Von Ewald Albers, Zeven
Als die Auswanderer nur eine Schiffsfracht waren
Über sechs Millionen Menschen verließen in den vergangenen 200 Jahren ihre deutsche Heimat, um vor allem in den Vereinigten Staaten Nordamerikas ein neues Leben zu beginnen. Durch Unternehmungsgeist, Sparsamkeit und Fleiß haben viele Einwanderer ihr Schicksal gemeistert. Sehr oft berichteten sie mit berechtigtem Stolz den zurückgebliebenen Verwandten und Bekannten von ihrem Erfolg. Die weniger Erfolgreichen schrieben weniger oder gar nicht über ihren Werdegang. Mitunter gab es erst nach mehreren Jahren ein Lebenszeichen, weil die Glücklosen bis dahin ihre schlechte Lage nicht schildern mochten. Es hätte sich nicht mit dem Bild vom Goldenen Amerika vertragen.
Eher schon schrieben die Auswanderer nach ihrer Ankunft in Amerika, wie es ihnen während der Überfahrt erging. Da gab es oft sehr schlechte Meldungen, die eigentlich von einem weiteren Zulauf auf die Auswandererhäfen hätten abhalten müssen. Besonders die Zeit von 1830 bis 1850 ist gefüllt mit Nachrichten, die man als Horrormeldungen bezeichnen kann. In diesen Jahren benötigten die Segelschiffe je nach Wetterlage 45 bis 60 Tage für eine Überfahrt. Die Segelfrachter brachten aus Amerika Kaffee, Reis, Tabak, Baumwolle und andere Güter nach Europa. Im Gegenzug wurden Menschen “exportiert”. Man unterteilte die Frachträume durch große Holzbohlen in sogenannte Zwischendecks, so daß möglichst viel “Fracht” untergebracht werden konnte.
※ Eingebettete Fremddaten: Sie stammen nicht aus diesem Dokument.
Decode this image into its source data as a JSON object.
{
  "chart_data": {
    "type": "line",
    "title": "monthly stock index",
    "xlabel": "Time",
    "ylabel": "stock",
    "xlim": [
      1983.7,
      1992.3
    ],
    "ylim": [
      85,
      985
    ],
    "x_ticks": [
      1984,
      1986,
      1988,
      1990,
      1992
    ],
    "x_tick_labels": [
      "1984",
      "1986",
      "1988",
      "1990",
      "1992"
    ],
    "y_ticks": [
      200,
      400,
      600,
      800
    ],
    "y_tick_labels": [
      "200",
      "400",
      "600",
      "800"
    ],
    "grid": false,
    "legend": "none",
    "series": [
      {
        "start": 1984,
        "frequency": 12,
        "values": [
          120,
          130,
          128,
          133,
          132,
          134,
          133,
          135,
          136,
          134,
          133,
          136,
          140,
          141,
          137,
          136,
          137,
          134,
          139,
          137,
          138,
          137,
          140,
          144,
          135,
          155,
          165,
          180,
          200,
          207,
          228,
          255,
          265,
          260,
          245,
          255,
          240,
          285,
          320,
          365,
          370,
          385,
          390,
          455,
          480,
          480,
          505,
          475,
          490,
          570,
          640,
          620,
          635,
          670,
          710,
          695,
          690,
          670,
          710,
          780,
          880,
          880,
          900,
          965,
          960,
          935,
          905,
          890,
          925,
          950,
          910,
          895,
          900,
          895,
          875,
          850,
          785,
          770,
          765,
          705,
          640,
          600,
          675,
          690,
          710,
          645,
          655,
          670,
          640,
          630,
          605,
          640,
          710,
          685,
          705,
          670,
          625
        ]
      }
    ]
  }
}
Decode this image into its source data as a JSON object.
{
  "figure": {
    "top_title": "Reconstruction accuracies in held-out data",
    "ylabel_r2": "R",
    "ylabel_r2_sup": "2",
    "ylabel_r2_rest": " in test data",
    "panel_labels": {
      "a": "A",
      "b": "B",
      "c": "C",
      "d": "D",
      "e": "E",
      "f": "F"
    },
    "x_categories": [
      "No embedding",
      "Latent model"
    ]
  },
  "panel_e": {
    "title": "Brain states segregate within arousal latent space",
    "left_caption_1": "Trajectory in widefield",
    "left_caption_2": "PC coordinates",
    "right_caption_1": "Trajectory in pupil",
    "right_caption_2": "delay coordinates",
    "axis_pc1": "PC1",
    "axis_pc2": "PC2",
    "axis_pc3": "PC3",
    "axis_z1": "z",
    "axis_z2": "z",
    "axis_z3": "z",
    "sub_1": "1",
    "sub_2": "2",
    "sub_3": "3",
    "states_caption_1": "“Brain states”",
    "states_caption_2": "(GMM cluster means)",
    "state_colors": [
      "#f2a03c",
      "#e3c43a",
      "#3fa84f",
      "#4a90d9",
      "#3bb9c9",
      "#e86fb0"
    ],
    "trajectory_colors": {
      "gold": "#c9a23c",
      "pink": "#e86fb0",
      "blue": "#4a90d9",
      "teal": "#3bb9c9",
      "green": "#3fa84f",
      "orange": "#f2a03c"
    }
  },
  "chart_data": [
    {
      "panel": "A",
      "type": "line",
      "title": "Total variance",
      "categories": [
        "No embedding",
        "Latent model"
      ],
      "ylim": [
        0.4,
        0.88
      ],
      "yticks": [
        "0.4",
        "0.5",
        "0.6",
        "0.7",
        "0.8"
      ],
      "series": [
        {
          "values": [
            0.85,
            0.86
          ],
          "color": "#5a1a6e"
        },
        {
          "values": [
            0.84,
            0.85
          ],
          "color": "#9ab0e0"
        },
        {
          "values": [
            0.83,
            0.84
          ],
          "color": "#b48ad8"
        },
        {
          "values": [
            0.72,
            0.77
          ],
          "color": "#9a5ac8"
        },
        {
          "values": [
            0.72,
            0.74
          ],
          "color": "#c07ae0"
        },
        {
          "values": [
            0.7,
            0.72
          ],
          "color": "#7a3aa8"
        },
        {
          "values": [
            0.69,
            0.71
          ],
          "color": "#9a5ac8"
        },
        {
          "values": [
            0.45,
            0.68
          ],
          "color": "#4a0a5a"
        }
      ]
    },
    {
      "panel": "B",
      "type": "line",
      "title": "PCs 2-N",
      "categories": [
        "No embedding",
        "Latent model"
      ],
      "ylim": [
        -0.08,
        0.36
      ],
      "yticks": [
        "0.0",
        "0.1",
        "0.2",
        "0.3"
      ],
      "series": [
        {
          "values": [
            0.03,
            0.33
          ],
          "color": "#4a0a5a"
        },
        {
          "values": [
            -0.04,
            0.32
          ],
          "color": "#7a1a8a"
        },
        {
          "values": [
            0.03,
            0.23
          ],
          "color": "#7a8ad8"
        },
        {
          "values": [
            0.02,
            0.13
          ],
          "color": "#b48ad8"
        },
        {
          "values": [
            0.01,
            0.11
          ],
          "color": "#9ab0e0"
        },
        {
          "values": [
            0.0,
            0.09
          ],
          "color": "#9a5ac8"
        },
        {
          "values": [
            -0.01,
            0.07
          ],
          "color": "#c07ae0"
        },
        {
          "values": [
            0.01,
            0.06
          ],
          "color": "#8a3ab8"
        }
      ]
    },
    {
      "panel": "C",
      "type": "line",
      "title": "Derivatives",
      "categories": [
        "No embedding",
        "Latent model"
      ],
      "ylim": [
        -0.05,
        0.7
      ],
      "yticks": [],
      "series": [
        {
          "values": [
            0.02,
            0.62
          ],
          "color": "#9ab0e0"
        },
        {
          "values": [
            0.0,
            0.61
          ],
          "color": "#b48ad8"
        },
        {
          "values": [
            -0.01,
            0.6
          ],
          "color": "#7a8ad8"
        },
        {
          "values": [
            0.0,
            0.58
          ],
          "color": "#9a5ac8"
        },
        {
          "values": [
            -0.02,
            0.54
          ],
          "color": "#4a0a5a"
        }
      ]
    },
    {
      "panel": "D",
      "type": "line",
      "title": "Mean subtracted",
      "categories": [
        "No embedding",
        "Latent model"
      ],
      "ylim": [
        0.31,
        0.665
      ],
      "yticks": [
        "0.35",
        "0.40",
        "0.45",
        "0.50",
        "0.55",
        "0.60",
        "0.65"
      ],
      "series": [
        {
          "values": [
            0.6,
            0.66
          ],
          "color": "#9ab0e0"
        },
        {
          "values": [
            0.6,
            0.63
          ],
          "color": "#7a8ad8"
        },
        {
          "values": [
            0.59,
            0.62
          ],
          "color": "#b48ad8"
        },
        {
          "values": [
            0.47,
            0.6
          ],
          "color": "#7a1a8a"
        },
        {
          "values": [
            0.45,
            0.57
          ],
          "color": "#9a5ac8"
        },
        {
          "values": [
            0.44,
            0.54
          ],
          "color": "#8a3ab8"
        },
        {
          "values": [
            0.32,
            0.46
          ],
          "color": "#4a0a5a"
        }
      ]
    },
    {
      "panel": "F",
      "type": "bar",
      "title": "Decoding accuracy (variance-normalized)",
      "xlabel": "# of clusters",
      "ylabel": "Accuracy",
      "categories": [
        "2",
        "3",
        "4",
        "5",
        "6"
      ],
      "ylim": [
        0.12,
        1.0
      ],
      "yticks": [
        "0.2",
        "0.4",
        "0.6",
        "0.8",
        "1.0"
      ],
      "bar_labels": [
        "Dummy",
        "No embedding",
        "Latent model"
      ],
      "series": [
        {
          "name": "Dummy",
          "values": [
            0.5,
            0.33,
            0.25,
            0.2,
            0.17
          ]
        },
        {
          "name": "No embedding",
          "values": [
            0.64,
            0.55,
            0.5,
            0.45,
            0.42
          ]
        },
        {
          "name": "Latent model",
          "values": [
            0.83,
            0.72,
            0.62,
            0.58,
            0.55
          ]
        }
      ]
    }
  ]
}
Ein Mitreisender schilderte das Quartier so:
“Auf dem Schiffe waren 28 Bettstellen, jede vier Ellen (ca. 2,20 m) breit und drei Ellen (ca. 1,65 m) lang. Fünf Menschen sollten in jeder Bettstelle schlafen, es konnten aber nur vier zugleich darin schlafen. Da habe ich fast immer auf einer Kiste geschlafen. Sobald das Schiff auf See war, habe ich mich mit Stricken auf der Kiste festgebunden, daß es mich nicht herunterwerfen konnte.”
Häufig klagten die Auswanderer über die schlechte Behandlung durch die Schiffsbesatzung. Viele fühlten sich wie Vieh behandelt.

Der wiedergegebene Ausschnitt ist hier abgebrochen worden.